策士な財閥ホテル王は政略妻との初恋を実らせる
 女性のブランドや好みには疎いが、艶のある生地感やシルエットは気高く、背後にあしらわれたリボンや裾のレースがかわいらしい。

 彼女の美しさをより引き立てる、魅力的なデザインだと思う。

「ああ、すごくよく似合いそうだ。
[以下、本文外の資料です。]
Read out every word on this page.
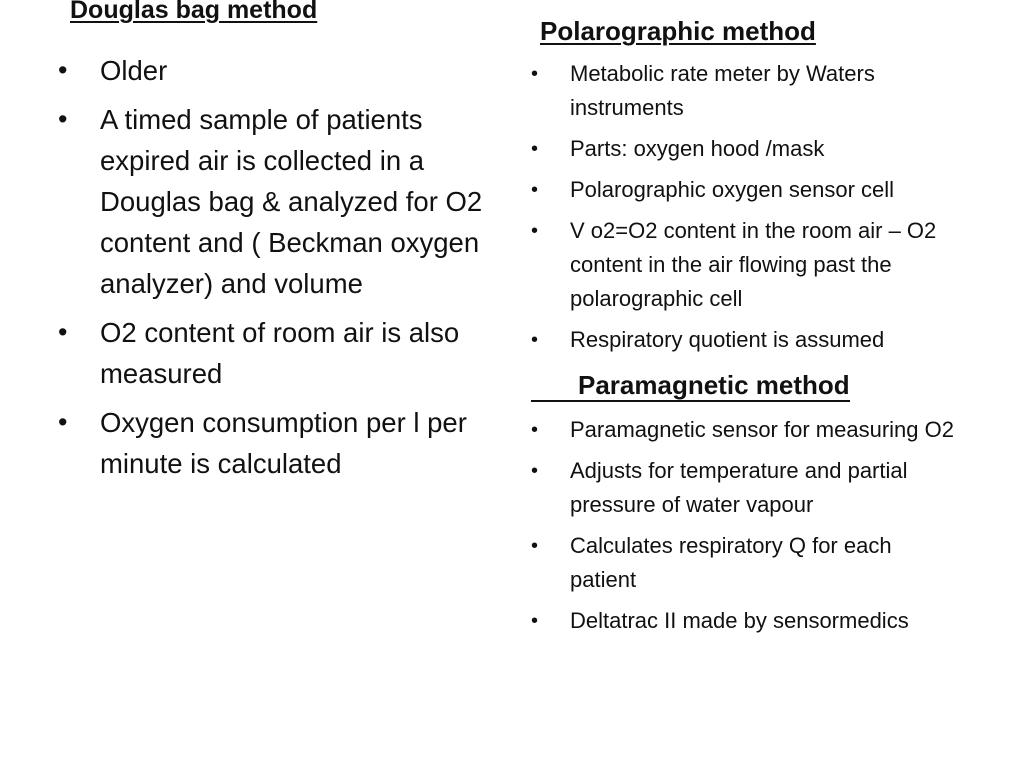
Douglas bag method
• Older
• A timed sample of patients expired air is collected in a Douglas bag & analyzed for O2 content and ( Beckman oxygen analyzer) and volume
• O2 content of room air is also measured
• Oxygen consumption per l per minute is calculated
Polarographic method
• Metabolic rate meter by Waters instruments
• Parts: oxygen hood /mask
• Polarographic oxygen sensor cell
• V o2=O2 content in the room air – O2 content in the air flowing past the polarographic cell
• Respiratory quotient is assumed
Paramagnetic method
• Paramagnetic sensor for measuring O2
• Adjusts for temperature and partial pressure of water vapour
• Calculates respiratory Q for each patient
• Deltatrac II made by sensormedics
どう? 美雨」

 「……そうですね」

 つぶやいた美雨の顔色がまた暗く曇ってゆく。

 眉間にシワを寄せ、彼女はそっとお腹に手をあてた。

 その仕草にピンときた。

 ひょっとして、美雨は妊娠しているのではないだろうか……。

「どこか具合が悪い?」

 忙しなくなる鼓動をなんとか落ち着かせ、平静を装って尋ねる。

 するとハッとした美雨は、即座に腹部から手を離した。

「大丈夫です。少しお腹が空いて……いや、痛くて」

 取り繕いの笑顔で誤魔化され、愕然とした。

 話してくれないのか?

 今すぐに別室に連れ出し、きちんと美雨と話したい。

 不安があれば解消したいし、なによりも心から愛していると伝えたい。

 しかし、そう決意したとき。

「城下社長、秘書の方がお見えです。急な要件とのことで」

 秘書から呼び出され、不本意ながらすぐにプライベートジェットでの出国を余儀なくされた。